The 1984 TV movie remake of the 1946 Dark Mirror (ABC Friday at 9 p.m.) proves to be an awkward disappointment. Jane Seymour has been cast in the dual roles, created by Olivia De Havilland, as twins, one as deadly as the other is innocent.

The 1986 TV movie remake of Stagecoach (CBS Saturday at 9 p.m.) is a respectable effort, thanks to director Ted Post’s brisk pacing, but there’s something perverse about lining up Kris Kristofferson, Willie Nelson, Johnny Cash, Waylon Jennings, John Schneider and Anthony Newley and then not letting them sing!

Alas, Michael Crichton’s elegant period piece The Great Train Robbery (Channel 5 Saturday at 8 p.m.), starring Sean Connery and Lesley-Anne Down, is aglow with production values rather more than it is acrackle with suspenseful pacing.

The Collector (Channel 9 Saturday at 8 p.m.), William Wyler’s chilling film of the John Fowles novel, stars Terence Stamp, who would collect a beautiful young woman (Samantha Eggar) as he would butterflies.

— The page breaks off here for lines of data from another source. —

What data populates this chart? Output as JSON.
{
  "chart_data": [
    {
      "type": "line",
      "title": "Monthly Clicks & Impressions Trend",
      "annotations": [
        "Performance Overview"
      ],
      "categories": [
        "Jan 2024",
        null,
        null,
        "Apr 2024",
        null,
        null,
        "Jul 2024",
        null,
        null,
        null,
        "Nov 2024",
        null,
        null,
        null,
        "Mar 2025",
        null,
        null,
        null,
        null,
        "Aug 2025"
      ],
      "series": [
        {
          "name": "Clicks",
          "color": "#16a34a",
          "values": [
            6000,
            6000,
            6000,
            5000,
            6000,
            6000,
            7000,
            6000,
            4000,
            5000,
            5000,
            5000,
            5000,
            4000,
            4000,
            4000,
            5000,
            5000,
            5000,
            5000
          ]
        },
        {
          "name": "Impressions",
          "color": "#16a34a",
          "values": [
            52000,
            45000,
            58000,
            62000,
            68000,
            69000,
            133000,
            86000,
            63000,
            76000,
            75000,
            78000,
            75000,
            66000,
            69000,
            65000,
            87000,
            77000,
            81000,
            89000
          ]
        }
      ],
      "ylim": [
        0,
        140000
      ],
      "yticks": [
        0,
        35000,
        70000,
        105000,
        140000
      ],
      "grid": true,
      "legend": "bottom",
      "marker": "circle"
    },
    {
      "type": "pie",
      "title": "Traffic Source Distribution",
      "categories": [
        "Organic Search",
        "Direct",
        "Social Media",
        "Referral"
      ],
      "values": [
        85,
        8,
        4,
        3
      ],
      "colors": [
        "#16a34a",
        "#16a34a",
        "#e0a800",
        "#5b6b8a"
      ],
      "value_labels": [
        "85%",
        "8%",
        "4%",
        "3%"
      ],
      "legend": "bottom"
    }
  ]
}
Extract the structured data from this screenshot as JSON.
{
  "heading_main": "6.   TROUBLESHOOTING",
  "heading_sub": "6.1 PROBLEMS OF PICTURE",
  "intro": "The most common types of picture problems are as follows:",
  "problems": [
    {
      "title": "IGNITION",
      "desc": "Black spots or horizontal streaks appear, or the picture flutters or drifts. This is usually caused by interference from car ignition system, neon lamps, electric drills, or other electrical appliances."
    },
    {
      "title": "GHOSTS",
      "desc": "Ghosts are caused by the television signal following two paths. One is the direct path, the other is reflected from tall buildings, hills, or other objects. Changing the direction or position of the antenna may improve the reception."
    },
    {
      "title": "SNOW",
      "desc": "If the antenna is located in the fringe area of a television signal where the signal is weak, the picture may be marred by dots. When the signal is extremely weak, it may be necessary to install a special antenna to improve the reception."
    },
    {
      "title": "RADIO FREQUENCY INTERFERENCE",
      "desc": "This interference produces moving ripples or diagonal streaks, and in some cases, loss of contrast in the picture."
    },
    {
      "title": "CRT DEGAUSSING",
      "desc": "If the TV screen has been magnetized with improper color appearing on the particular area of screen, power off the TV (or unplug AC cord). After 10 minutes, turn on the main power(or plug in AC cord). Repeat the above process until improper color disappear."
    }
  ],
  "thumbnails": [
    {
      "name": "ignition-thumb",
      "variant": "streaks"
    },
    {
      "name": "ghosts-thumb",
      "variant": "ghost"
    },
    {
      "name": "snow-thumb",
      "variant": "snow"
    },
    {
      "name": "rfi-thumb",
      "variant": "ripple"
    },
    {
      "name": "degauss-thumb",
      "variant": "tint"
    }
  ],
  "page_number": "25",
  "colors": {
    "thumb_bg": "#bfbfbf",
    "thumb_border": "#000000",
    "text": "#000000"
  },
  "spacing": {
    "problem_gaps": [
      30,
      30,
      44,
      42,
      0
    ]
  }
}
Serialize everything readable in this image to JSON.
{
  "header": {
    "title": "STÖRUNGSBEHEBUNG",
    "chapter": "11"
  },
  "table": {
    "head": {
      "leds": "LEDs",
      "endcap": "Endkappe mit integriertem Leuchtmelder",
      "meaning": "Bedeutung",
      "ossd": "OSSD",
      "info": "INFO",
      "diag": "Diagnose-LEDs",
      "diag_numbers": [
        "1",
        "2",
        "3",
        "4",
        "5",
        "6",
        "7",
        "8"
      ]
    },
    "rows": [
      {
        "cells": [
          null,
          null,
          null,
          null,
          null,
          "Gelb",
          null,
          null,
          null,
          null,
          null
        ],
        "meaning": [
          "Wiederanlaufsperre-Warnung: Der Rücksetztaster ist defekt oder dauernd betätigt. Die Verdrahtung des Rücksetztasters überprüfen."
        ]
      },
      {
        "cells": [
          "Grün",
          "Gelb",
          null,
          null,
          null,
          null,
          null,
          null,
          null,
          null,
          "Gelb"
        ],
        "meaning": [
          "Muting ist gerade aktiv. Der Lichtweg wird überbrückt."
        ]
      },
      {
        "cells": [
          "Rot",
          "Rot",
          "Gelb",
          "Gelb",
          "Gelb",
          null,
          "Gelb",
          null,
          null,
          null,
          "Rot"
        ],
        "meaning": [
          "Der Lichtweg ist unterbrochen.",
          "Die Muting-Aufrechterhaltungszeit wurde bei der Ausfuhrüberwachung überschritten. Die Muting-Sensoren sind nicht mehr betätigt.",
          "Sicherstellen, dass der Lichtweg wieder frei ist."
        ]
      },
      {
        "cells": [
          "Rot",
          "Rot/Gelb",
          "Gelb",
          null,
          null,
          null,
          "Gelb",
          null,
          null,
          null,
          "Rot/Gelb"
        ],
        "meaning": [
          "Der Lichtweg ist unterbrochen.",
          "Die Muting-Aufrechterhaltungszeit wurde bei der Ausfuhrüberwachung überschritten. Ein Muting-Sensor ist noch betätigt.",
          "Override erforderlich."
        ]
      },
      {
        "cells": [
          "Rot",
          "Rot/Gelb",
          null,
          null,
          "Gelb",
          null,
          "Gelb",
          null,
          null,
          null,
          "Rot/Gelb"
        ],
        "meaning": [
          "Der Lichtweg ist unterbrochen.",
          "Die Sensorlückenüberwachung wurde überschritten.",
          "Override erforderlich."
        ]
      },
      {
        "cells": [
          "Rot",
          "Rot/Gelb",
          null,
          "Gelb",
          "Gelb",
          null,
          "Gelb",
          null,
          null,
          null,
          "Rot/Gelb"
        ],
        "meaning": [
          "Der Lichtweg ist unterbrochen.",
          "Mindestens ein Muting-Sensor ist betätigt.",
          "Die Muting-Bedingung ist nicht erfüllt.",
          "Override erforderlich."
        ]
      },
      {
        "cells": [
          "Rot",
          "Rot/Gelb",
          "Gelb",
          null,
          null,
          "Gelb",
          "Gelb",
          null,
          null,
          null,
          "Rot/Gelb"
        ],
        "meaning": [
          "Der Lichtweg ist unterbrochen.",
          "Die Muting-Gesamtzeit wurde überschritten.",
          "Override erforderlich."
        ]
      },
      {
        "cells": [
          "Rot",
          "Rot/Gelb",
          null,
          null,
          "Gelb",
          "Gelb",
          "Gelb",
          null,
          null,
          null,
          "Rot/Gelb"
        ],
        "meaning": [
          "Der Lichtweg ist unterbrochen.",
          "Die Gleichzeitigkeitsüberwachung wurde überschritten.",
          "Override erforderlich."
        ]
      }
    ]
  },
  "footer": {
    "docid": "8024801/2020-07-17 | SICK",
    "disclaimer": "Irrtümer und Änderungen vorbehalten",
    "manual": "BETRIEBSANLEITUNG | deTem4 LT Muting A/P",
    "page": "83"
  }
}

Selected evening cable fare: Back to the Future (SelecTV and Z Sunday at 7, Z Wednesday at 9, Showtime Saturday at 10); Edge of the City (Movie Channel Monday at 9); Ginger and Fred (Z Monday at 9); The King of Marvin Gardens (WGN Monday at 9:30); Crossover Dreams (Bravo Tuesday at 9:30); Wild Strawberries (Bravo Wednesday at 8:30); The Verdict (SelecTV Wednesday at 9:30); The Incredible Shrinking Man (WGN Wednesday at 9:30); The Rain People (Lifetime Thursday at 8); Young Sherlock Holmes (Movie Channel Friday at 7); Odd Man Out (Bravo Friday at 8); Mask (Cinemax Saturday at 6).